Mimarlar Odası Ankara Şubesi, Atatürk Orman Çiftliği arazisine yapılan Cumhurbaşkanlığı yerleşkesiyle ile ilgili açtığı davada iç hukuk yollarını tüketilmesinin ardından 2015 yılın Avrupa İnsan Hakları Mahkemesi'ne (AİHM) başvurmuştu. Şube ve Şube Başkanı Tezcan Karakuş Candan adına yapılan başvuruda AİHM, dava öncesinde taraflara 'dostane çözüm önerisi'nde bulunmuş ve konuyla ilgili görüşlerini istemişti.
AİHM'in görüşlerin iletilmesi için verdiği süre bugün doluyor. Konuyla ilgili yazılı açıklama yapan Şube Başkanı Karakuş Candan, şunları belirtti:
"Atatürk Orman Çiftliği davası, AİHM filitrasyonundan geçti ve hükümetin savunmasının alınmasından önce AİHM, 'Taraflar müzakere etsin ve yargılama süreci başlamadan bu durum çözülsün' çağrısını yaptı ve 22 Temmuz'a kadar süre verdi. Biz AİHM'e yazılı olarak müzakereye açık olduğumuzu bildirdik, hükümet ne bildirdi bilmiyoruz, bizimle herhangi bir iletişimleri olmadı. AİHM bu aşamadan sonra hükümetten savunma isteyecek. AİHM'in taraflara müzakere sürecinde ilettiği soruları cevaplandırdık. Cevabımızda Atatürk Orman Çiftliği dava süreçlerinde yargı kararlarının hiçleştirildiğini ve evrensel hukuk kurallarının ihlal edildiğini ifade ettik. Dileriz ki hükümet adil yargılanma hakkını savunur, 2014 yılında uygulamadığı yürütmeyi durdurma kararını uygular.

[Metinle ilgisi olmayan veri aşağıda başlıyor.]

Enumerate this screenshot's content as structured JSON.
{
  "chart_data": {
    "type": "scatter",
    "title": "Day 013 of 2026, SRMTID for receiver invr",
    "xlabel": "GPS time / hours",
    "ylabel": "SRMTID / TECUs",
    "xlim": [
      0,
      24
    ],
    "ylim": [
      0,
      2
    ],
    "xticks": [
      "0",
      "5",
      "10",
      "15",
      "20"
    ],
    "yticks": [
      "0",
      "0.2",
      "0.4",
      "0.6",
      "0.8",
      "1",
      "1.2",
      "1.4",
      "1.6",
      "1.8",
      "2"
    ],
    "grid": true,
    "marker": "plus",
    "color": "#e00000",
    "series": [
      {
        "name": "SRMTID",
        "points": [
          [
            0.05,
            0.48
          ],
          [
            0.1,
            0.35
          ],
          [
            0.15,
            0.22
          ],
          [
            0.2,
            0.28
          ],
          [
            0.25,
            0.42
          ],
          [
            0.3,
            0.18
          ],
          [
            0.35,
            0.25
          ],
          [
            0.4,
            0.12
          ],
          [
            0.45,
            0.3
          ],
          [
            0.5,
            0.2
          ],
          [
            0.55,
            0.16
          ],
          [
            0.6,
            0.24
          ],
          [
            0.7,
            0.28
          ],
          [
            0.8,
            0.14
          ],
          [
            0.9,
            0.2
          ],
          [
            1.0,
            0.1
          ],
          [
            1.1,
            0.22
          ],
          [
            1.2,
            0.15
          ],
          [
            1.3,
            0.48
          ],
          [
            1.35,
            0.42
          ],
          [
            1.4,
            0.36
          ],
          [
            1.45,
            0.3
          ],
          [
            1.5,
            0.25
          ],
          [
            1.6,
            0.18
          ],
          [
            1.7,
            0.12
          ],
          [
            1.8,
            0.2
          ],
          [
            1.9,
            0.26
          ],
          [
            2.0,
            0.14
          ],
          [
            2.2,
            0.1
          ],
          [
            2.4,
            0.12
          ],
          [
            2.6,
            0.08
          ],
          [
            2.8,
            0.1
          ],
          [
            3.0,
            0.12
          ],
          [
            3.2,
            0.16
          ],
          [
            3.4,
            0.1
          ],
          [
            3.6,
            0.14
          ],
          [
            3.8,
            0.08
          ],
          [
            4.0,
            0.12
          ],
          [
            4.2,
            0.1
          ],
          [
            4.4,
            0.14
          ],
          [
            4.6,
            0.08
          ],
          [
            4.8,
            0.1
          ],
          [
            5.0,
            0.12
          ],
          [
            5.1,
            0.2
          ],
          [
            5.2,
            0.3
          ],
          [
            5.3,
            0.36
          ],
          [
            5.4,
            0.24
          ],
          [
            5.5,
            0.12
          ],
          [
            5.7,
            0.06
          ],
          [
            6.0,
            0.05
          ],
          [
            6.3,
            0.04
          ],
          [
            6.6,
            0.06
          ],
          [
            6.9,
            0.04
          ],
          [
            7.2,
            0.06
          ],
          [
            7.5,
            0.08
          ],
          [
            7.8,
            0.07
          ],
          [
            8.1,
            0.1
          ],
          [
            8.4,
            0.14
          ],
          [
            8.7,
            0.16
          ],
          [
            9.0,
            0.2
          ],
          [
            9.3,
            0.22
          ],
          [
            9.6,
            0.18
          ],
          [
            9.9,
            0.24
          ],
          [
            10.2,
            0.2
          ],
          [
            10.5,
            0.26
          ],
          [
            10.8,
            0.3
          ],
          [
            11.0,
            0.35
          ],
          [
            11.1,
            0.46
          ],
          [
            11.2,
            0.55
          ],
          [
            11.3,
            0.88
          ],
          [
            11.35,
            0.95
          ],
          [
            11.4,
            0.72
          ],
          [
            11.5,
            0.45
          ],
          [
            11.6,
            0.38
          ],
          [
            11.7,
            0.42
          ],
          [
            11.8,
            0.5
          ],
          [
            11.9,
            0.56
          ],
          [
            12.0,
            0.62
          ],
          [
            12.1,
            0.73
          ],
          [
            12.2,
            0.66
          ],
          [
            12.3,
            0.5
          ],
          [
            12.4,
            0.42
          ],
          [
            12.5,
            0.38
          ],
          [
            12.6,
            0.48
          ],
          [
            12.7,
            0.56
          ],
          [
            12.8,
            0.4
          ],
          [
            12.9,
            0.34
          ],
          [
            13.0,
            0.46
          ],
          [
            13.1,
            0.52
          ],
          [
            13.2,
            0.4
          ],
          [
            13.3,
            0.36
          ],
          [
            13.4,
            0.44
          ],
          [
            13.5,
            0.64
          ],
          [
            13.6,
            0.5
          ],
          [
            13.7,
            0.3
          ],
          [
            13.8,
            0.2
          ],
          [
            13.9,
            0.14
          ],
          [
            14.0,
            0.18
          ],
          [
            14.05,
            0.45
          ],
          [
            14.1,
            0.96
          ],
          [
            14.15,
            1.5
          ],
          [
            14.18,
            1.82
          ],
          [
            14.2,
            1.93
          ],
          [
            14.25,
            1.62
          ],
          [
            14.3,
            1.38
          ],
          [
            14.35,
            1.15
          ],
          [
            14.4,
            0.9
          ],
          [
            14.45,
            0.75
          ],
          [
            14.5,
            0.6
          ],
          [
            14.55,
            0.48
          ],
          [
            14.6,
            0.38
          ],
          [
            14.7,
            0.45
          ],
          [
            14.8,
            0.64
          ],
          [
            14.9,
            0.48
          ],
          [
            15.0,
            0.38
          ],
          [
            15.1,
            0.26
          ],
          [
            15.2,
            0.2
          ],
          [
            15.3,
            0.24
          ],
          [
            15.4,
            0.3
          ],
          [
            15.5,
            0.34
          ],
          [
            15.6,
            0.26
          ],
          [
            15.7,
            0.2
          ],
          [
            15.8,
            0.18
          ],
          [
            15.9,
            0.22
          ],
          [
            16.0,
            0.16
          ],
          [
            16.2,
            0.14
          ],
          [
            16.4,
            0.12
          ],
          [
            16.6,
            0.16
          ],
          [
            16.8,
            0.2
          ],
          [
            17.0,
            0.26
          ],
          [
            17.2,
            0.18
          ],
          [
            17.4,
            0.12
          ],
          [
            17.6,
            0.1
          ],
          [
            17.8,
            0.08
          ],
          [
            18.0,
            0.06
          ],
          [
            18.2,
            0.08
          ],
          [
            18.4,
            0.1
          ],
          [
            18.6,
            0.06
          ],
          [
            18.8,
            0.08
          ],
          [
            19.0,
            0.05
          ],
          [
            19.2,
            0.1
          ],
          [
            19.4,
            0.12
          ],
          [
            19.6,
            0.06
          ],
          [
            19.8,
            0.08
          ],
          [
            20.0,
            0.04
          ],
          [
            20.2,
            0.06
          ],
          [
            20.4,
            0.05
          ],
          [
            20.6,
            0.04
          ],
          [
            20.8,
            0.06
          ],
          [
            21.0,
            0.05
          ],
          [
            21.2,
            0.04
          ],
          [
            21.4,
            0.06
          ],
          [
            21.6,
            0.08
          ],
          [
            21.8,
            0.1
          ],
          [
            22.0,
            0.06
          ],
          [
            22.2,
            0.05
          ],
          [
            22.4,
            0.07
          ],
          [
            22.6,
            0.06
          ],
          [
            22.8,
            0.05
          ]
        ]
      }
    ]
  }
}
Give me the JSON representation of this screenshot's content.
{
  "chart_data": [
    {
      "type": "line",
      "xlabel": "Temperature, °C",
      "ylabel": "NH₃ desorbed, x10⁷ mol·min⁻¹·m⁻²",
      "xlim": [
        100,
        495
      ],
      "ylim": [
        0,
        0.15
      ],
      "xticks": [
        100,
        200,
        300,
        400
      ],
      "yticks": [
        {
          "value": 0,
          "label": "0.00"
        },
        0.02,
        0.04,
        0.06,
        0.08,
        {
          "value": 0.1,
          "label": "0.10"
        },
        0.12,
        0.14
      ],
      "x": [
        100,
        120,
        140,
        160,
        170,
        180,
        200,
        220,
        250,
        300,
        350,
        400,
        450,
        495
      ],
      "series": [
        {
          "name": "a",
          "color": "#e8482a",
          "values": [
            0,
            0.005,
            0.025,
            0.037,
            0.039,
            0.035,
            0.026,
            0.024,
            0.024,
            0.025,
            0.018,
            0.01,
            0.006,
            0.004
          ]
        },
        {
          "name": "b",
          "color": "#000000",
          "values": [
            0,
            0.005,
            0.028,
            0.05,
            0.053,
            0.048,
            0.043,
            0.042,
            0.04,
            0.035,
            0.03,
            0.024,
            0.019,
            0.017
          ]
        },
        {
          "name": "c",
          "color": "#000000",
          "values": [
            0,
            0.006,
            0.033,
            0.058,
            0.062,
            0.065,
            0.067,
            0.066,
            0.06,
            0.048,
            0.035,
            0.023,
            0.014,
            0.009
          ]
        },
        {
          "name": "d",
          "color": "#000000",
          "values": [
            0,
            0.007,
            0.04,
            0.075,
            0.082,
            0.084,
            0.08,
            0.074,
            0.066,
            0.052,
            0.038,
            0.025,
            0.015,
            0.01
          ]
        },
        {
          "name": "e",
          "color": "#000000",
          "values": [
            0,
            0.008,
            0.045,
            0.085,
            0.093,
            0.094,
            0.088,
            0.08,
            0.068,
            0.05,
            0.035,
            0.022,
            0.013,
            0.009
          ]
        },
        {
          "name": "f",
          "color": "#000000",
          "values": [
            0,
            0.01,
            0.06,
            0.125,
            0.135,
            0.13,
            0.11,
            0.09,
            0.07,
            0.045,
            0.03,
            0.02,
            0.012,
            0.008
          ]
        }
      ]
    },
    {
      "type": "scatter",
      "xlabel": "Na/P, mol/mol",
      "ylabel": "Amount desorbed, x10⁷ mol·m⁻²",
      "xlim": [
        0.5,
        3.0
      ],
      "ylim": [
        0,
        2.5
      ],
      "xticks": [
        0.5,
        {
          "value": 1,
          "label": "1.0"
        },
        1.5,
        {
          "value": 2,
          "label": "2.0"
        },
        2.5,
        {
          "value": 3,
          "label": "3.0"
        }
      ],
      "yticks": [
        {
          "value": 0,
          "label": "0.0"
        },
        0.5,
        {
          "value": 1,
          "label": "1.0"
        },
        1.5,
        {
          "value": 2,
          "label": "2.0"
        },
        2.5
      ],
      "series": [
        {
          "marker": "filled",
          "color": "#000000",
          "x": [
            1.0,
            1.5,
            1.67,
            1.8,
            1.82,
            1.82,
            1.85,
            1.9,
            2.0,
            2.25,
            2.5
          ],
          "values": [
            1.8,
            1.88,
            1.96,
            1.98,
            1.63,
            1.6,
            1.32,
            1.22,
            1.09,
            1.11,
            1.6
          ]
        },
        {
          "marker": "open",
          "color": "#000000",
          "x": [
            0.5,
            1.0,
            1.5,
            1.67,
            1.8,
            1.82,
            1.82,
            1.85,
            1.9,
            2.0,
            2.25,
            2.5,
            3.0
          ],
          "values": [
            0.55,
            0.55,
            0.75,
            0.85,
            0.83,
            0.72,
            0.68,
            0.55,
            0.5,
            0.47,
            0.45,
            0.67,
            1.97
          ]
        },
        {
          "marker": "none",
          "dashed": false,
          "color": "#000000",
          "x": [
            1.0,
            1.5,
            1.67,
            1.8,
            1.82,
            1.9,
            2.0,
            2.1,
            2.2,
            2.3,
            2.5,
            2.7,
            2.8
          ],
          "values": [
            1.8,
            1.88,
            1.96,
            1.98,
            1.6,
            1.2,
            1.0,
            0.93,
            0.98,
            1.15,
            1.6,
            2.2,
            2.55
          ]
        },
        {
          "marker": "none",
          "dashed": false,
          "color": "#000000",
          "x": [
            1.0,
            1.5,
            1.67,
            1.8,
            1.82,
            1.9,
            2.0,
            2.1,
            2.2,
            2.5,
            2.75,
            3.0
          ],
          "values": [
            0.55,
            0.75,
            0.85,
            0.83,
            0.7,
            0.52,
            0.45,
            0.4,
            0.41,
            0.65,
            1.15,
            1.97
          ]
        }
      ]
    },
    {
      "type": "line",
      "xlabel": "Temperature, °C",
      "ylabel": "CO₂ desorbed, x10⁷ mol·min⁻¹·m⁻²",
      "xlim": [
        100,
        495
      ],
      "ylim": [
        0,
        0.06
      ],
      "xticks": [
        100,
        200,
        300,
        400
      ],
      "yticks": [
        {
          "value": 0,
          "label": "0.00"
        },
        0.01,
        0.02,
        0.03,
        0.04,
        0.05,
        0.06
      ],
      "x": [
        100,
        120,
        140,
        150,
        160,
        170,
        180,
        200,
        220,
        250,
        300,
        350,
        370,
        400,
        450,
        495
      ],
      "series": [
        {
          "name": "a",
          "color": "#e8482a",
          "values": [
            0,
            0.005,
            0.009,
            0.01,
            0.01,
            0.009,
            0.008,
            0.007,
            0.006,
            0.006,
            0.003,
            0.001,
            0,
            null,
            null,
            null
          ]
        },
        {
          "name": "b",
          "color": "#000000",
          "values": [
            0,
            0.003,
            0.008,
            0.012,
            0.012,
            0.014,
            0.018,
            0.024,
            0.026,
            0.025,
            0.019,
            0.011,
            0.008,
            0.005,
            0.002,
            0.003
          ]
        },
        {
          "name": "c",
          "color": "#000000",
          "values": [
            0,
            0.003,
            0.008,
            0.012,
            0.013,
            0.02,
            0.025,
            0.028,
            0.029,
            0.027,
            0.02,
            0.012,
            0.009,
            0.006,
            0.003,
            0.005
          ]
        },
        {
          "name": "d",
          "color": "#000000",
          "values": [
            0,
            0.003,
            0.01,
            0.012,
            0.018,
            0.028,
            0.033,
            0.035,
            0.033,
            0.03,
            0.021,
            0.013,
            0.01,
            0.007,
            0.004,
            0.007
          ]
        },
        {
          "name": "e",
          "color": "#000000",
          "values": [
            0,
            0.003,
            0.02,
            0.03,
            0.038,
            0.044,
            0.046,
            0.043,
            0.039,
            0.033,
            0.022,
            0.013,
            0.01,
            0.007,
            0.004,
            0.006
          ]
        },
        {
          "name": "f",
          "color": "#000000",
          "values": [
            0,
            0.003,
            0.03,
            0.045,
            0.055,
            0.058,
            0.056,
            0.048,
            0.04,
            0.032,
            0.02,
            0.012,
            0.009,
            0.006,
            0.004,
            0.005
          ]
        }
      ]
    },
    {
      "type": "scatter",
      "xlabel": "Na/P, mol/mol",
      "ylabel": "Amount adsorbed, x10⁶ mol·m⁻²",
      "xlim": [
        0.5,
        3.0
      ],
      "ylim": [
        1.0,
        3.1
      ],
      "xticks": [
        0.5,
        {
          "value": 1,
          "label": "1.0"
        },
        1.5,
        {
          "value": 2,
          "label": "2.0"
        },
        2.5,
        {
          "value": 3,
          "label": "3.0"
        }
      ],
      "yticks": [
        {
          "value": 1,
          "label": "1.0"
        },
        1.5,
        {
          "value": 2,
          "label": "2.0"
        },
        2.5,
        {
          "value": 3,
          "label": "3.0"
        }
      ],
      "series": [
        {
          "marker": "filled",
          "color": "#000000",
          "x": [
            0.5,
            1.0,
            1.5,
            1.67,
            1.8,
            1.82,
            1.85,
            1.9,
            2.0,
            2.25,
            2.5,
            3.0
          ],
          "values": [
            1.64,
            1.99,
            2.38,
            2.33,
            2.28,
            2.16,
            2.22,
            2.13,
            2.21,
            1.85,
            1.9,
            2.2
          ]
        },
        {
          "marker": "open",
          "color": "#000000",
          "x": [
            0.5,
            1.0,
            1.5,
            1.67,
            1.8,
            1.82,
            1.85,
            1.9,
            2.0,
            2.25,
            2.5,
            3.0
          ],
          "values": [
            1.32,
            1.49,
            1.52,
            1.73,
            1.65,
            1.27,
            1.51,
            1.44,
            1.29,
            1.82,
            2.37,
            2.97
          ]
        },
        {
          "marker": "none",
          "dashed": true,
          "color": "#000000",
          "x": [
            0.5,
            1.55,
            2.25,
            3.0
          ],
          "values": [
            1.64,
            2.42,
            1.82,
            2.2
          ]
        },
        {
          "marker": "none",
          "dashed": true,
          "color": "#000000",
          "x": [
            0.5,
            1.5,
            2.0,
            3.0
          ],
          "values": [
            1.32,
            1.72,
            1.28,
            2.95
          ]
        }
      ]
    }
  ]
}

O günden bugüne geçen süreci de tazmin eder."
AİHM, hükümete ve Oda'ya görüşlerini sunmak üzere şu soruları sordu:
"1- Sözleşmenin 6. maddesinin 1. bendi, takip edilen davada geçerli şekilde uygulanabilir mi? İlk olarak, Anayasa Mahkemesi, davayı actiopopularis olarak değerlendirerek kişisel mağduriyet nedeniyle bireysel başvuruyu reddederken, idare mahkemelerinin başvurucuların dava açma konusunda menfaatlerini teslim etmesi durumunda başvurucuların medeni hak ve yükümlülükleri açısından söz konusu davayla bağları var mıdır?
2- İş bu davada idare mahkemelerince verilen yürütmenin durdurulması kararlarına uyulmaması, dava sürecine esas yönünden doğrudan bir etki yaratarak başvurucuların adil yargılanma haklarını, hatta bu yargılamalarda incelenen davalarını somut olarak sınırlandırmış mıdır? 6. Maddenin 1. bendinin burada geçerli olduğu varsayılarak; yerel ve/veya merkezi idarelerin, başvurucuların talebi üzerine idare mahkemelerince verilen yürütmenin durdurulması kararını uygulamadığı sürece başvurucular anılan hüküm uyarınca mahkemeye başvurabilirler mi?"